Denetim dediğimizde aklımıza sadece kaba inşaat gelmemeli. Ne yazık ki denetçiler kaba inşaat bittikten sonra şantiyeyi terk etmektedir. Halbuki kaba inşaatta betonun dökülmesi, demirin bağlanmasının denetlenmesi kadar, ince inşaatta döşenen tesisatın denetlenmesi de önemlidir. Tesisatlar yapılırken betonların, kolonların yarılmaması büyük bir hassasiyet taşır. Ya da elektrik bağlantıları yapılırken kirişlerin yarılmaması betonun dökülmesi kadar önemlidir. Denetçiler bunu denetlemediğinde beton ne kadar sağlıklı dökülürse dökülsün tesisat sırasında verilen hasar ileride telafisi zor sonuçlara neden olabilir.

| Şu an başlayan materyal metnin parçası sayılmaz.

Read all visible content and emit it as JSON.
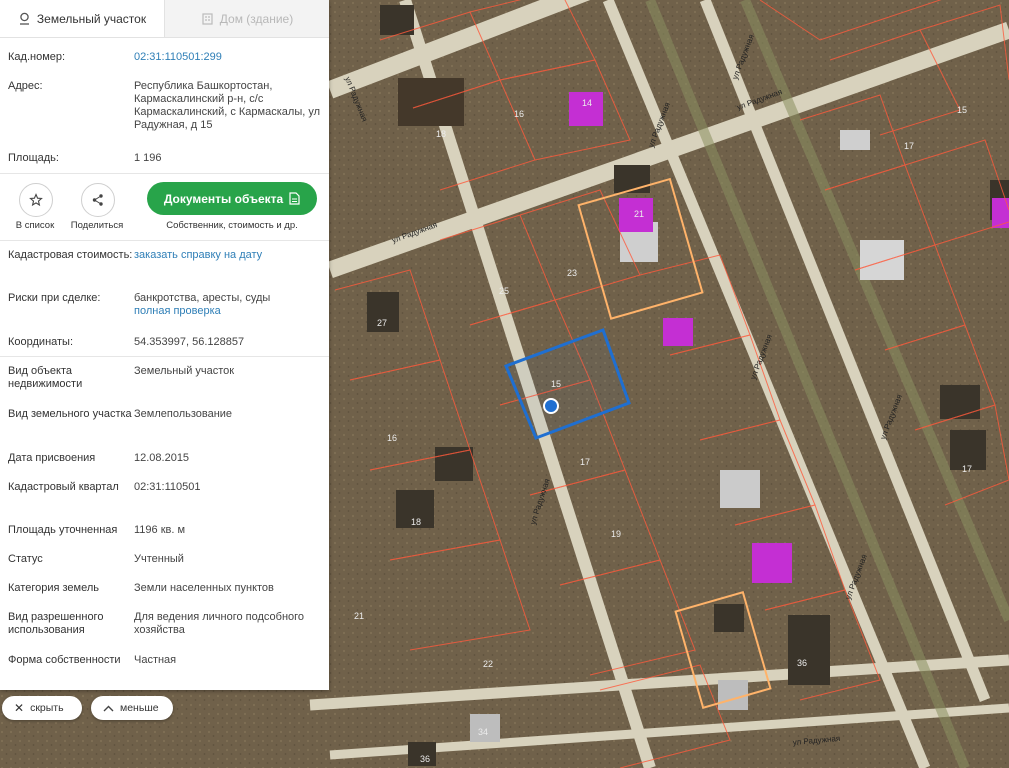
{
  "tabs": {
    "land": "Земельный участок",
    "house": "Дом (здание)"
  },
  "map": {
    "streets": [
      "ул Радужная",
      "ул Радужная",
      "ул Радужная",
      "ул Радужная",
      "ул Радужная",
      "ул Радужная",
      "ул Радужная",
      "ул Радужная",
      "ул Радужная",
      "ул Радужная"
    ],
    "plot_numbers": [
      "14",
      "16",
      "18",
      "15",
      "17",
      "21",
      "23",
      "25",
      "27",
      "16",
      "18",
      "19",
      "15",
      "17",
      "36",
      "22",
      "34",
      "36",
      "17",
      "21"
    ],
    "selected_plot": "15",
    "colors": {
      "selected_outline": "#1f6fd1",
      "boundary": "#ff5a3c",
      "building": "#c42fd3",
      "street": "#d8d2bd"
    }
  },
  "info": {
    "cad_number_label": "Кад.номер:",
    "cad_number": "02:31:110501:299",
    "address_label": "Адрес:",
    "address": "Республика Башкортостан, Кармаскалинский р-н, с/с Кармаскалинский, с Кармаскалы, ул Радужная, д 15",
    "area_label": "Площадь:",
    "area": "1 196",
    "cadastral_value_label": "Кадастровая стоимость:",
    "cadastral_value": "заказать справку на дату",
    "risks_label": "Риски при сделке:",
    "risks": "банкротства, аресты, суды",
    "risks_link": "полная проверка",
    "coords_label": "Координаты:",
    "coords": "54.353997, 56.128857",
    "object_type_label": "Вид объекта недвижимости",
    "object_type": "Земельный участок",
    "land_type_label": "Вид земельного участка",
    "land_type": "Землепользование",
    "assign_date_label": "Дата присвоения",
    "assign_date": "12.08.2015",
    "quarter_label": "Кадастровый квартал",
    "quarter": "02:31:110501",
    "refined_area_label": "Площадь уточненная",
    "refined_area": "1196 кв. м",
    "status_label": "Статус",
    "status": "Учтенный",
    "category_label": "Категория земель",
    "category": "Земли населенных пунктов",
    "permitted_use_label": "Вид разрешенного использования",
    "permitted_use": "Для ведения личного подсобного хозяйства",
    "ownership_label": "Форма собственности",
    "ownership": "Частная"
  },
  "actions": {
    "to_list": "В список",
    "share": "Поделиться",
    "documents": "Документы объекта",
    "documents_sub": "Собственник, стоимость и др."
  },
  "bottom": {
    "hide": "скрыть",
    "less": "меньше"
  }
}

Denetim mekanizmasının kusurlu işlemesinin tek suçlusu yapı denetim firmalarıdır demek büyük bir haksızlık olur. Çok ağır işlediği için yapı denetimcilere şantiye denetleyecek zaman bırakmayan bürokrasinin suçu yapı denetim firmalarından daha fazla. Eğer bürokrasi bu kadar ağır işlemeseydi yapı denetim firmaları, denetim görevini bir kenara bırakıp evrak taşıyan kurumlar haline gelmezlerdi. Denetim mekanizmasının eksik işlemesinin nedenlerinden biri de denetlenmek istemeyen ve yapı denetim firmalarına zorluk çıkaran müteahhitler.

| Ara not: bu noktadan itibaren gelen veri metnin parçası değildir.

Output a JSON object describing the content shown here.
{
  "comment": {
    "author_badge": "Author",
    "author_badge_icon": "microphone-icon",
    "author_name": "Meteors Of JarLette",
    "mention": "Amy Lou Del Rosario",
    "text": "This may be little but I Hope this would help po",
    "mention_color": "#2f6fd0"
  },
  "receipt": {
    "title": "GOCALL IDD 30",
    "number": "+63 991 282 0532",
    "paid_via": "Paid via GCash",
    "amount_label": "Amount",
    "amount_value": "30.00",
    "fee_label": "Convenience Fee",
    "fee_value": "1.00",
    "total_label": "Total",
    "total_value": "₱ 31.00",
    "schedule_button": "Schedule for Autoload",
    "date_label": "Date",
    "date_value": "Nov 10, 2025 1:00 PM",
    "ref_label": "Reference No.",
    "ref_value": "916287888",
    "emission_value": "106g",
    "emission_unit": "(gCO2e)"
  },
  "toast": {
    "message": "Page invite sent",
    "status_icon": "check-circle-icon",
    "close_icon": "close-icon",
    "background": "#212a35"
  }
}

Sağlam yapılar inşa etmek istiyorsak bu yapıların olabildiğince denetim altında olmasının gerekliliğini da kabul etmeliyiz. Sehven veya bilinçli olarak yapılan hataları ancak denetçiler önleyebilir. Bu yüzden de yapı denetim firmalarının evrak taşıyan kurumlar olmaktan çıkıp denetim sürecinde aktif bir oynaması ve işini kusursuz bir şekilde yapması gerekiyor. Devletin de bürokrasi sürecini hızlandırması ve etkin bir denetim yapabilmesi için yapı denetim firmalarına destek olması gerekir. Bir önemli görev de denetlenmek istemeyen müteahhitlere düşüyor. Müteahhitlerin sağlıklı ve güvenilir konutlar üretmesi için denetime tabi olması şart.